Abstract
1172
Purpose: To develop a novel near-infrared fluorescence (NIRF) imaging probe as a visualization tool for image-guided surgical resection of orthotopic glioblastoma.
Methods: We combined RGD (arginine-glycine-aspartic) with anti-cancer peptide, DKL (LKlLKlLlkKLLkLL-NH2; K = Lys, L = Leu, k = D-Lys, l = D-Leu), to generate RKL [COOH-RGDK(DOTA)-(PEG2)-LKlLKkLlkKLLkLL-NH2; K = Lys, L = Leu, k = D-Lys, l = D-Leu], which was labeled by Sulfo-Cy5.5-NHS ester for NIRF imaging. To determine the binding specificity and subcellular localization of Cy5.5-RKL, the probe (50 nM) was incubated with U87MG tumor cells at 37°C for 1 h, followed by laser confocal microscopy. NIRF imaging in nude mice bearing subcutaneous U87MG tumors was performed after intravenous injection of 1.5 nmol Cy5.5-RKL. In the orthotopic tumor model, optical imaging was performed from 1 to 8 h after intravenous injection of 1.5 nmol Cy5.5-RKL.
Results: In this study, Cy5.5-RKL probe was successfully synthesized. Its properties were investigated in vitro and in vivo. The laser confocal microscopy results demonstrated that Cy5.5-RKL bound specifically to U87MG cells. In vivo, Cy5.5-RKL was able to detect U87MG xenografts for at least 8 h p.i.. The maximum tumor to muscle ratios of Cy5.5-RKL was 7.65 ± 0.72. Cy5.5-RKL displayed excellent delineation of the boundaries between orthotopic glioblastomas and normal brain tissue at 8 h p.i.

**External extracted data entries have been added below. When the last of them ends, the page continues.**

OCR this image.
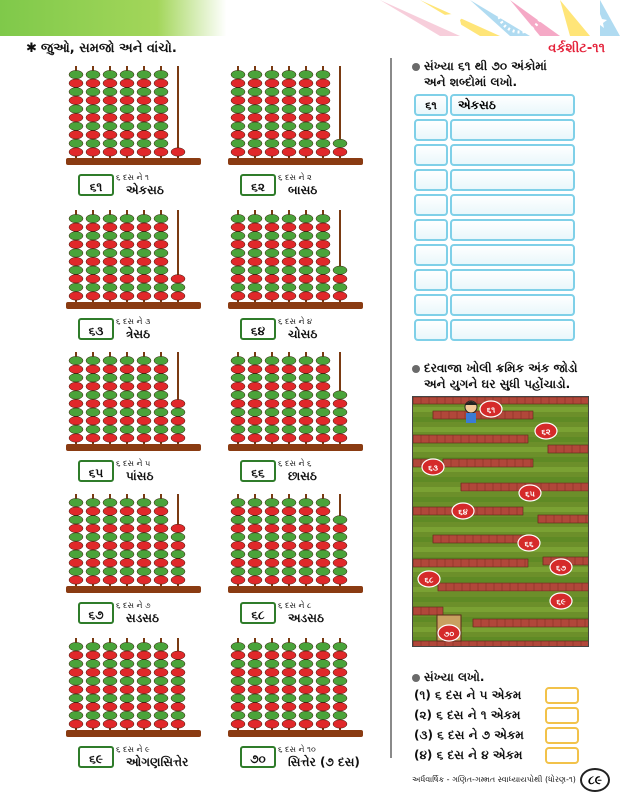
✱ જુઓ, સમજો અને વાંચો.	વર્કશીટ-૧૧
૬૧
૬ દસ ને ૧
એકસઠ	૬૨
૬ દસ ને ૨
બાસઠ
૬૩
૬ દસ ને ૩
ત્રેસઠ	૬૪
૬ દસ ને ૪
ચોસઠ
૬૫
૬ દસ ને ૫
પાંસઠ	૬૬
૬ દસ ને ૬
છાસઠ
૬૭
૬ દસ ને ૭
સડસઠ	૬૮
૬ દસ ને ૮
અડસઠ
૬૯
૬ દસ ને ૯
ઓગણસિત્તેર	૭૦
૬ દસ ને ૧૦
સિત્તેર (૭ દસ)
સંખ્યા ૬૧ થી ૭૦ અંકોમાં
અને શબ્દોમાં લખો.
૬૧	એકસઠ
દરવાજા ખોલી ક્રમિક અંક જોડો
અને યુગને ઘર સુધી પહોંચાડો.
૬૧
૬૨
૬૩
૬૪
૬૫
૬૬
૬૭
૬૮
૬૯
૭૦
સંખ્યા લખો.
(૧) ૬ દસ ને ૫ એકમ
(૨) ૬ દસ ને ૧ એકમ
(૩) ૬ દસ ને ૭ એકમ
(૪) ૬ દસ ને ૪ એકમ
અર્ધવાર્ષિક - ગણિત-ગમ્મત સ્વાધ્યાયપોથી (ધોરણ-૧)	૮૯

Conclusions: NIRF imaging using Cy5.5-RKL is promising not only for diagnostic purposes but also for use in image-guided surgery for orthotopic glioblastoma or other superficial tumors. Key Words: Near-infrared fluorescence imaging, glioblastoma, RGD, NGR, anti-cancer peptide Suppl. Fig. 1: Confocal microscopy images of U87MG cells incubated with Cy5.5-RKL (50 nM of Cy5.5 labeled peptides in 500 μL of PBS) (magnification ×60). For the blocking group, the U87MG cells were co-incubated with extra unlabeled peptide (50 μM). The results were scanned under confocal laser-scanning microscopy. Suppl. Fig. 2: In vivo fluorescent imaging of the probes. The mice received 1.5 nmol of Cy5.5-RKL intravenously and subjected to optical imaging at various time points post injection. Suppl. Fig. 3: Time-course fluorescence imaging of the orthotopic glioma mouse model. a: fluorescence images of Cy5.5-RKL in the orthotopic U87MG glioblastoma model from 0.5 to 8h post injection. b: in vivo targeting quantification of Cy5.5-RKL in orthotopic U87MG glioblastoma vs. muscle. c: tumor contrast (tumor-to-muscle) calculated from ROI measurement at different time points after administration of Cy5.5-RKL. Suppl. Fig. 4: Near-infrared fluorescence imaging for the delineation of boundary of glioma. a: NIRF imaging delineates boundary of glioblastoma and normal brain tissue at 8 h after intravenous injection of Cy5.5-RKL. The tumor can be clearly visualized in situ through NIRF imaging. b: H&E staining of the brain containing orthotopic glioblastoma (2×) and the magnification (40×) of the part surrounded by the blue rectangle, which clearly showing the boundaries between tumor tissue and normal brain tissue. c: immunohistochemical analysis of tumor tissue staining by anti-αv antibody (1:100) (40×). d: immunohistochemical analysis of tumor tissue with anti-CD13 antibody (1:100) (40×).